His words will return to me for a long time. I first heard them a week ago, when Luis recounted his experience at the accident site. Trapped inside the wrecked car, bleeding from his face, air-bags still inflated, Steven held up his mangled, bloody right hand and said: My hand. Look at my hand. They took my fingers.
I heard them for myself a week later at Blake Hospital, room 477B. We were visiting Steven a week after the accident, more out of obligation than friendship, but we were there nonetheless. His face was still bruised and swollen. He sat on the edge of the bed, a partially-eaten meal on the tray in front of him. His right eye was closed, the left open but still full of blood. It looked shiny, alien-like.
Then his right arm. We’d heard that they couldn’t save the fingers. From Luis’s first-hand description, we guessed there were no fingers.
“I could only see from the wrist down. Everything else was gone. A finger was hanging by a piece of skin. The bone was exposed. He was bleeding heavily.”
“He was still trapped by the seat-belt and the fact that the doors were jammed. He held up his arm and said, My hand? Where’s my hand?”
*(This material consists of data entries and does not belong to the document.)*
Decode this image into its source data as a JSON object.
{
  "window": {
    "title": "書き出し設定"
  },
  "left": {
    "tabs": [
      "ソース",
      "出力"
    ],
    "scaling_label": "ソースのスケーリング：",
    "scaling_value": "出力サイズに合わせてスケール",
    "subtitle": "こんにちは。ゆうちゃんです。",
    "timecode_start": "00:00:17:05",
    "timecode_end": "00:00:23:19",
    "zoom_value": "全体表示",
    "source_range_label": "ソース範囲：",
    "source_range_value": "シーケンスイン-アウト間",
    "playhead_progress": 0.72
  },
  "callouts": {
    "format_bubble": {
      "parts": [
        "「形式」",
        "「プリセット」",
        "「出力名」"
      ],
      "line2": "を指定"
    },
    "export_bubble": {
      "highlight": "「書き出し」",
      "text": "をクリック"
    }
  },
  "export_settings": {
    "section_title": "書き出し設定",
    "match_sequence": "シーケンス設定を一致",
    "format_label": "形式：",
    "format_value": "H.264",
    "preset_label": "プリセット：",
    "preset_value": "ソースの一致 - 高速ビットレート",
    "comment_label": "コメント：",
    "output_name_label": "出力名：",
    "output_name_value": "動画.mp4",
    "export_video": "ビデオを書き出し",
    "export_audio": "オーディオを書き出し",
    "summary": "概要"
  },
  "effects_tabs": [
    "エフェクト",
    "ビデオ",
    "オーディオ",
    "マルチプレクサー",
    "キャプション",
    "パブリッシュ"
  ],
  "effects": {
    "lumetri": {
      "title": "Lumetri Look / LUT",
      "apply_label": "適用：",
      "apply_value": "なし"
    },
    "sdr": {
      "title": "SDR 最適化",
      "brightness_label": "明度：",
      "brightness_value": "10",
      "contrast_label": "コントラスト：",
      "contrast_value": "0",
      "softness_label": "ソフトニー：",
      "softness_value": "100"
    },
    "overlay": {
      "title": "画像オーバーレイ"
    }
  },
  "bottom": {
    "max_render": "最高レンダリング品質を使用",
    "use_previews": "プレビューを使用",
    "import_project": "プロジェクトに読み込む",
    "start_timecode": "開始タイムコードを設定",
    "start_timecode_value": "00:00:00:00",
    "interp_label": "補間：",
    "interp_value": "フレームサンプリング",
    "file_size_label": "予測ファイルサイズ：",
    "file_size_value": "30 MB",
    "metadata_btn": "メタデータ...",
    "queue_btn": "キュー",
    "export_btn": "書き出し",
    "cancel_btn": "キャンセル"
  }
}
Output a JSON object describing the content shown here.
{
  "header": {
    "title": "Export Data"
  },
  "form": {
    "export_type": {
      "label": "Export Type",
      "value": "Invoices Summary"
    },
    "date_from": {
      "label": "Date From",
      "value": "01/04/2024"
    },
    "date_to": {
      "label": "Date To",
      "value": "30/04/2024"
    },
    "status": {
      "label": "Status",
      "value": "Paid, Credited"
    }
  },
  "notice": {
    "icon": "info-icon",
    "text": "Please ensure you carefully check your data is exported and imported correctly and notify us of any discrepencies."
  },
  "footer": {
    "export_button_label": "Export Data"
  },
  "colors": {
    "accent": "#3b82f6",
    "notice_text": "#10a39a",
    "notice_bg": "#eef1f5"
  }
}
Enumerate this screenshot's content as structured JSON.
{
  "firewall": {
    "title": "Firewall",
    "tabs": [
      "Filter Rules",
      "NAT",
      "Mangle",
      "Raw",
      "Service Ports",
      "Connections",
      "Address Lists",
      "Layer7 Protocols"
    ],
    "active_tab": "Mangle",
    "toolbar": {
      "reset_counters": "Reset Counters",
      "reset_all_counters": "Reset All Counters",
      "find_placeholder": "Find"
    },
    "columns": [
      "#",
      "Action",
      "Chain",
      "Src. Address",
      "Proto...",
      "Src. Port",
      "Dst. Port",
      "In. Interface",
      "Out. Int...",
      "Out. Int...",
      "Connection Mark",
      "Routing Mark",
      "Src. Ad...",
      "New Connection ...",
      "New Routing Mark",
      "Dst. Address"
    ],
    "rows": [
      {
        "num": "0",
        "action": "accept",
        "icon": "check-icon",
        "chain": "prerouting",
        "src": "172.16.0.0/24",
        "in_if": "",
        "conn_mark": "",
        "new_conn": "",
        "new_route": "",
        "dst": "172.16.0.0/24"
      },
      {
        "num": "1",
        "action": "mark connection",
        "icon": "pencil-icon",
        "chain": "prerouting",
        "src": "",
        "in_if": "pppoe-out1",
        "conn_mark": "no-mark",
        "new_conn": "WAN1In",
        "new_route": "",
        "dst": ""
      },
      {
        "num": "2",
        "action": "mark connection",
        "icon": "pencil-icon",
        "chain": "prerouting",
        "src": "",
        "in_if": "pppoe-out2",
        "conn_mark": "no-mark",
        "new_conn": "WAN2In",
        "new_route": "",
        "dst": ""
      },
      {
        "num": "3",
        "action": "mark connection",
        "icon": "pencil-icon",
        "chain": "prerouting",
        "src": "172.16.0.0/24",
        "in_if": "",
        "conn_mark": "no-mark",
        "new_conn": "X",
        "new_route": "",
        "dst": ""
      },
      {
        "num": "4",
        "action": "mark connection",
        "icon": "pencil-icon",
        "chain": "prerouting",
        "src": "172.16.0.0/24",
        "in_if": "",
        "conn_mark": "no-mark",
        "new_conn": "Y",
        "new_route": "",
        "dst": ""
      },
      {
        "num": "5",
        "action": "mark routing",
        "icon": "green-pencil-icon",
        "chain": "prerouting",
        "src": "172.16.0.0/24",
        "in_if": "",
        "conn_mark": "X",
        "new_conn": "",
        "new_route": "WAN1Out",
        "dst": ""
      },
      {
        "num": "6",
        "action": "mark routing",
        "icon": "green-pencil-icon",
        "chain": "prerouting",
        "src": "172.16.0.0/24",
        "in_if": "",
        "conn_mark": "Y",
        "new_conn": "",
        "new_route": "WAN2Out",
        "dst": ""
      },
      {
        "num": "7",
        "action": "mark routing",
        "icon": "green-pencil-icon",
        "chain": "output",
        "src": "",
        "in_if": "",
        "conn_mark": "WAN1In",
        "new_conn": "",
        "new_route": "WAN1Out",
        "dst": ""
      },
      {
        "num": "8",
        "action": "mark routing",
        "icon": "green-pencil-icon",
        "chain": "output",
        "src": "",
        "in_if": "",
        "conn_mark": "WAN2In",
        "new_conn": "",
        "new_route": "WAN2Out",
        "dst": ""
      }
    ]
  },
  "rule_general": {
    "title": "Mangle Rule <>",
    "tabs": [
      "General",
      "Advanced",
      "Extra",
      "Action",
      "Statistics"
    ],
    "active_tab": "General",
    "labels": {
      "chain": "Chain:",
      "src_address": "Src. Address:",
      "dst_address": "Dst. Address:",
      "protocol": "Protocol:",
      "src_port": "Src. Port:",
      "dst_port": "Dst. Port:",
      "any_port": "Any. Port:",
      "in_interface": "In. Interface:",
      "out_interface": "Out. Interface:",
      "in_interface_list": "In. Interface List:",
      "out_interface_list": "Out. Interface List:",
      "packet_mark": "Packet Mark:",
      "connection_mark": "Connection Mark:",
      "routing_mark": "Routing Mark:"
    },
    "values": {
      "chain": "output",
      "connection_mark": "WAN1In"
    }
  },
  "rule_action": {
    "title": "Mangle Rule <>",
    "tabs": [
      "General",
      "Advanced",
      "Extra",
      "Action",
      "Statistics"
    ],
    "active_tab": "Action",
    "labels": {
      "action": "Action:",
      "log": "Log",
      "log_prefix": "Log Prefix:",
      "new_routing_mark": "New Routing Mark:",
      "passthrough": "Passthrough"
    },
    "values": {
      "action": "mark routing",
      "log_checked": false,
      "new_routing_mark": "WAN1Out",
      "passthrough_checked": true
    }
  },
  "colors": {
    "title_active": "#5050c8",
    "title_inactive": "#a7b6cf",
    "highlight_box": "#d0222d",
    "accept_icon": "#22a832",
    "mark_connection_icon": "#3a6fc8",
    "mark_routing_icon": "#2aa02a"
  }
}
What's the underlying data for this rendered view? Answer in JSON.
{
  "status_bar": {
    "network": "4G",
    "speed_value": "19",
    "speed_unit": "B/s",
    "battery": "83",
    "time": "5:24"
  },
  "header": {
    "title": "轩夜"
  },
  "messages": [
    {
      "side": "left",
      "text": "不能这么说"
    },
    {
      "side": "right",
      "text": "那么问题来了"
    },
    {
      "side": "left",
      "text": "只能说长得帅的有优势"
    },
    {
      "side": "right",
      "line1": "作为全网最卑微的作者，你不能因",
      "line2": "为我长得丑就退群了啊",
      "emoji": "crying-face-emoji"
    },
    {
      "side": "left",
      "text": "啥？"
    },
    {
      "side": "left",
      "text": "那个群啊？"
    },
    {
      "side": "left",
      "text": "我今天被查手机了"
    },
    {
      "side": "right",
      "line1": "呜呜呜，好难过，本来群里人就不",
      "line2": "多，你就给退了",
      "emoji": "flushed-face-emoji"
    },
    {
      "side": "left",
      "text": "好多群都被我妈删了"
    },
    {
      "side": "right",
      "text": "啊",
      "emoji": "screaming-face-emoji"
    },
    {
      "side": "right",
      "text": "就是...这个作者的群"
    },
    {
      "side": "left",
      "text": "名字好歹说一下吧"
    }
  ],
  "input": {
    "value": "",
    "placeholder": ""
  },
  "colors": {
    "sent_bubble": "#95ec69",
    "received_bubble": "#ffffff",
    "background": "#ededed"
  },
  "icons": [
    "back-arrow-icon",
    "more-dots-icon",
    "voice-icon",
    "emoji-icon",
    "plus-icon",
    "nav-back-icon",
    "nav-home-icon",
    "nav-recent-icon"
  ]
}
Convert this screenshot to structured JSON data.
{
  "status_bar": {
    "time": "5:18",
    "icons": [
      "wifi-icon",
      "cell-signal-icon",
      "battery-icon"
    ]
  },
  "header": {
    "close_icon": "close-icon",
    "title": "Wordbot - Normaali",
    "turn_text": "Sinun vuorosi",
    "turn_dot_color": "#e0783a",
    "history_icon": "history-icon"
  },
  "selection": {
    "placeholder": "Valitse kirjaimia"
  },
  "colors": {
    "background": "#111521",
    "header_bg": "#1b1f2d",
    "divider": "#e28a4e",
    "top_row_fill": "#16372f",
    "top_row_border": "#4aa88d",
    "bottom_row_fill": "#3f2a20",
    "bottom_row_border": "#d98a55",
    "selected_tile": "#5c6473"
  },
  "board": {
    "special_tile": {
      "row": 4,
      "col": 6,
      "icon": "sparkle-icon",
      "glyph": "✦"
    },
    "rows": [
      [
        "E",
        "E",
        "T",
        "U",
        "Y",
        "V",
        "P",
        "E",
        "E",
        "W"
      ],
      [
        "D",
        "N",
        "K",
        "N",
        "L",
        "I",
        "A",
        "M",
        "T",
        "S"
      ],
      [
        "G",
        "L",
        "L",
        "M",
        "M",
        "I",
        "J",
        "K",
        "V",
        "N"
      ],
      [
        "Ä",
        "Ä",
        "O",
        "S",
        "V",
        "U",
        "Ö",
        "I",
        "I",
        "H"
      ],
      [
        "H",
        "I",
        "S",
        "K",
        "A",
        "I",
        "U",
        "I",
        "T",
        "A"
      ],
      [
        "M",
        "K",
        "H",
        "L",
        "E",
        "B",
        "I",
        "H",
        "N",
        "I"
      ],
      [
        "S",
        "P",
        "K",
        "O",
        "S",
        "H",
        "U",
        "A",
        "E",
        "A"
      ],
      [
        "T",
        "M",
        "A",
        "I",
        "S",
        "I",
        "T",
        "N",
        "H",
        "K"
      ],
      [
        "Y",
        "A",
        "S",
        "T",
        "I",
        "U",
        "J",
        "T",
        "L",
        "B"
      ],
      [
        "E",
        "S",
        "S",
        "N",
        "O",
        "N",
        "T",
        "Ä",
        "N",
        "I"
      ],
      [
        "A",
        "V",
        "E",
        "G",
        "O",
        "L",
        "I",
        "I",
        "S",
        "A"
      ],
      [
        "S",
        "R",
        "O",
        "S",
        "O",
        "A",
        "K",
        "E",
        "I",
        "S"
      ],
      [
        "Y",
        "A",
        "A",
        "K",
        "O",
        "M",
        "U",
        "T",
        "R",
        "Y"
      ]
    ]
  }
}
First-responders requested a helicopter, and their first choice of hospital was Tampa General or Bayfront in St Pete. Thunderstorms in Tampa prevented that, so he was taken by road to Blake. Helicopters tell me how unwell he was, and so it turned out. Steven was resuscitated at least twice after he’d been extricated from the wreck. My guess is that blood-loss was a big factor, but the impact of stopping in a few feet from 60 mph to zero gives the body a lot of reasons to quit.
One week later, last Thursday, we walked into that room. His first question was “What happened?”
We were unable to say anything. You ran into the back of a semi-trailer. There were no signs of braking. Somehow you survived. Your hand and right forearm were brutally traumatized. What words are there?
He expected the car to save him. That’s a misunderstanding of the system, which leads to a wider question of whether we all have a false sense of security about the level of safety in these cars. The cruise-control was on, he said, set at 60. The truck had no side-running lights but the reverse lights worked. One wonders how he remembered such specific detail.
And then there was his arm. The forearm was pared diagonally from below the elbow to where his palm would have been. It was partially dressed in surgical gauze, partially in cling-wrap. A line emerged from near the elbow to drain fluid. At the end was a thumb. His thumb, the only digit the surgeons could save.
It wasn’t as shocking as I’d thought, probably because I’d knew the story. He held his right bicep with his left hand across his body, rocking back anf forth. It hurt. Bad. They took my fingers, he said.
Later, I wondered who “they” were. Luis tells me he meant the surgical staff, but I think it was a more general blame. He was vaguely articulating “the world” or “the universe” or “the bastards”. Someone who wasn’t looking out for him.
But someone was looking out for him, because he was alive: maimed and with an altered life ahead, but alive.